Così Cicerone in Senato negli ultimi convulsi decenni dell’esperienza repubblicana romana.
Chi è Catilina? Lucio Sergio Catilina, militare e uomo politico romano.
Dito puntato contro per omicidio, cannibalismo, cospirazione, corruzione, incesto, violenza sessuale.
Processato e sempre assolto.
Popolarissimo, tenace, caparbio.
Descritto con largo uso di effetti speciali e scoppiettanti fuochi d’artificio retorici come diabolico e perverso.
Catilina, nascita blasonata e carriera limacciosa, che promette la ridistribuzione delle terre demaniali e dei bottini di guerra, che emana un editto per la remissione dei debiti.
Catilina, temprato nell’efferatezza delle guerre civili, che dicono si faccia cospiratore di incendi dolosi, danni d’ogni genere e tipo, assassini di personaggi di spicco.
Il fine ultimo?
Realizzare un piano sovversivo: rovesciare la Repubblica.
Nessun dubbio da covare? I fatti stanno davvero proprio così?
Il Professor Canfora ritiene di essersi cimentato “con una tradizione storiografica che parla della lotta politica senza esclusione di colpi attraverso lenti deformanti.”
A quali lenti si riferisce?
Quelle di una storiografia impegnata ne “la prosecuzione della politica con altri mezzi.”
Si ricomponga il puzzle e, soprattutto, si tragga fuori Catilina dall’Inferno in cui Virgilio ha pensato di traslocarlo.
Occorre diffidare della verità unica ed in rarissime circostanze una tradizione tanto corposa è stata così risoluta e compatta nell’annebbiare la realtà di “una vicenda drammatica e a suo modo modernissima.”
Che si riavvolga il nastro della storia e si abiti il 63 a.C.
L’agire di Catilina procede su due vie: “quella politica fino alla sconfitta elettorale…e quella militare culminata nella morte, sua e dei suoi seguaci, in battaglia, nei pressi di Pistoia, nel gennaio del 62.”
Cicerone e Sallustio, chissà, hanno alterato i fatti e deformato i personaggi. Nei loro racconti, certamente vibranti come se si assistesse ad una pièce teatrale, appaiono sideralmente distanti personaggi del calibro di Gneo Pompeo, Giulio Cesare, Crasso mentre dalle pagine di “Catilina” “più che mai risulta chiaro che la congiura catilinaria fu solo un tassello della lotta in corso tra figure più pesanti per la conquista di un ruolo preminente nello Stato. Una lotta in cui i giocatori sono stati numerosi”.

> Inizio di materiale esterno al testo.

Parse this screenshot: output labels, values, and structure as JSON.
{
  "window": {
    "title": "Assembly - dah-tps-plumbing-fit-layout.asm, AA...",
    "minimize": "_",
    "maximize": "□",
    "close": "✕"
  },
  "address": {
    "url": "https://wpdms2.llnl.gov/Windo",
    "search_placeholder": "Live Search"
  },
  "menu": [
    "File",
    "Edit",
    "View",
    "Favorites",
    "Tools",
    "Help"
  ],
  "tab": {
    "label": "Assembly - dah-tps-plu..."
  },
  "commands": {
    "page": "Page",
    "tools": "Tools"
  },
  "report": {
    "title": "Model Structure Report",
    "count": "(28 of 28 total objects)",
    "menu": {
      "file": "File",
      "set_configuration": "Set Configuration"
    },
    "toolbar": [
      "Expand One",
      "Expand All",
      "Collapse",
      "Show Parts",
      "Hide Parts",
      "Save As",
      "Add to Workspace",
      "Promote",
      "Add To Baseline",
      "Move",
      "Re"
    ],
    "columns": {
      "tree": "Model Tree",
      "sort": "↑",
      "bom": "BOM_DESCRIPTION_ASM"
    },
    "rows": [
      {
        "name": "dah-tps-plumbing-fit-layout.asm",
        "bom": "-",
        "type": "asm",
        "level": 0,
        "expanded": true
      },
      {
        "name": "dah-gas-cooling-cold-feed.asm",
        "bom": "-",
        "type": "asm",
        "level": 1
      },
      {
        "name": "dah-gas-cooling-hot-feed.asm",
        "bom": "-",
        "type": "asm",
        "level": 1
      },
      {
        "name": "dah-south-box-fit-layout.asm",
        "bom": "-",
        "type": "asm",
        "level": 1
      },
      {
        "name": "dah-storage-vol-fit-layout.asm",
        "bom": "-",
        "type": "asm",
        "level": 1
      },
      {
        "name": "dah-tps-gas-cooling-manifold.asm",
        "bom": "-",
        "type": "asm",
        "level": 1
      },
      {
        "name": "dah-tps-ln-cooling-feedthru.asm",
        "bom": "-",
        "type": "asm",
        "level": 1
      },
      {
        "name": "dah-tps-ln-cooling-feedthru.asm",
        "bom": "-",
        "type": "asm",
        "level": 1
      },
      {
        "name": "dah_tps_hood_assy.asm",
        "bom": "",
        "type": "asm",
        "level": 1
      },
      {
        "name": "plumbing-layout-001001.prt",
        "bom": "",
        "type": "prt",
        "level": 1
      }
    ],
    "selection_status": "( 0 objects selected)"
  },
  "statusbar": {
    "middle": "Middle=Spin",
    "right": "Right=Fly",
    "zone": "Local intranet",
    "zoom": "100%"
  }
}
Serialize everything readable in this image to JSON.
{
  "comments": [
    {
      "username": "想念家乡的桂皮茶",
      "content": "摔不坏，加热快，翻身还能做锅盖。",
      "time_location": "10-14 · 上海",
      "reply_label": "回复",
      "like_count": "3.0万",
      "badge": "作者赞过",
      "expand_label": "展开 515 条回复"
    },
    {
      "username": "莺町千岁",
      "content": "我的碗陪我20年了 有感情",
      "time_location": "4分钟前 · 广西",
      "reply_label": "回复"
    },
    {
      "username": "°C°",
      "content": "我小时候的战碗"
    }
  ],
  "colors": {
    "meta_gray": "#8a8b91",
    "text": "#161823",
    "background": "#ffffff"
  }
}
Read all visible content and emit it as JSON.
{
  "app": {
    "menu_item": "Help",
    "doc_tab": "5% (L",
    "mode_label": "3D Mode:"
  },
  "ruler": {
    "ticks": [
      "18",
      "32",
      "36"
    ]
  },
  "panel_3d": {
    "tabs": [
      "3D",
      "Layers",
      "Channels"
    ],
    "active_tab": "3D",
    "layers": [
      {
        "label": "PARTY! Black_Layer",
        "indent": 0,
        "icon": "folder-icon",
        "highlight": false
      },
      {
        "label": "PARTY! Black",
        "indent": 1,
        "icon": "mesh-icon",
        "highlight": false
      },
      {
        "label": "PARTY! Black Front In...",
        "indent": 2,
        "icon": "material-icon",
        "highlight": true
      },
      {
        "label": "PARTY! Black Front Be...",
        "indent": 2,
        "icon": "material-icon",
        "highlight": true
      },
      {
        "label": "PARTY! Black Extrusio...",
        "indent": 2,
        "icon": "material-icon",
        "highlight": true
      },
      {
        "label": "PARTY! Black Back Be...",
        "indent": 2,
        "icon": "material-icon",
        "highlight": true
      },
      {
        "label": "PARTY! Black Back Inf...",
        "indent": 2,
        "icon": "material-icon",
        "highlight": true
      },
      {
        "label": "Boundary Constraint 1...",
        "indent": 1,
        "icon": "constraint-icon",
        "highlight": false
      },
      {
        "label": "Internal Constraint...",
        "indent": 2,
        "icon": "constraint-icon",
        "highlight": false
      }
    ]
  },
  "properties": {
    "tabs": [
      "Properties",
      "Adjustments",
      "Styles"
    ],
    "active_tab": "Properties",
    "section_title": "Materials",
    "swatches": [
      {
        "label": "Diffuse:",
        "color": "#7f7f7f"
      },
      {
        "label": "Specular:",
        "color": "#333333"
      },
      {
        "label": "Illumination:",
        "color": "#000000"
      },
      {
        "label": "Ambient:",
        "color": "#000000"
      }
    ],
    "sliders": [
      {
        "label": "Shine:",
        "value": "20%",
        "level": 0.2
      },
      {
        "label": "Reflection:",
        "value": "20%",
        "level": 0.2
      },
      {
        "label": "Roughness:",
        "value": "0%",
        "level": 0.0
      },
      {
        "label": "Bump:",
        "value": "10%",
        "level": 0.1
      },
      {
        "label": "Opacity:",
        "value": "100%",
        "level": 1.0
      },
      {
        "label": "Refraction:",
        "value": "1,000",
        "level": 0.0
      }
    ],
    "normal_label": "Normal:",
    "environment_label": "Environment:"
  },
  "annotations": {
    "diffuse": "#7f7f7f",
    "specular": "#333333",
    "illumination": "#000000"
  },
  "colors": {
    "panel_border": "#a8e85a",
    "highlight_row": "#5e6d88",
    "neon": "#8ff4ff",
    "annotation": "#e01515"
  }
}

Ciononostante, si ricorda Cicerone e la sua avvincente spy story frequentata da delatori al soldo, pentiti prezzolati, ambigui profittatori, collaborazionisti improvvisati, falsari materiali ed ideologici, informatrici dai facili costumi e qualche lettera anonima.
Insomma, una rete di trappole ed insidie mentre “la vicenda politica romana appare come una corsa inarrestabile verso il superamento della libertas repubblicana e l’affermazione di un potere personale.”
Eppure, “Non deve sfuggire quanto radicata fosse in Cicerone la mania omicida verso gli avversari politici, costantemente alimentata, nella sua mente, dal modello di Scipione Nasica che salva la Repubblica ammazzando Tiberio Gracco.”
Un Cicerone che, però, un esercito non ce l’ha e che, probabilmente, non aveva compreso che stesse scoccando “l’ora dei capi carismatici e delle loro legioni”: un burattino manovrato da abilissimi Mangiafuoco.
E così, Catilina muore, i suoi sono giustiziati, la congiura è soffocata nel sangue ma esiste il suo sepolcro, perennemente coperto di fiori freschi.
Marx, Mommsen, Drumann, Baur, Lange, John, Halm, Marchesi, Carcopino hanno deposto fiori su quella tomba?
Quanto è forte, oggi, il bisogno di un rivoluzionario che capeggi gli oppressi?
In fondo, “La causa degli oppressi può difenderla soltanto uno che sia anche lui un oppresso.”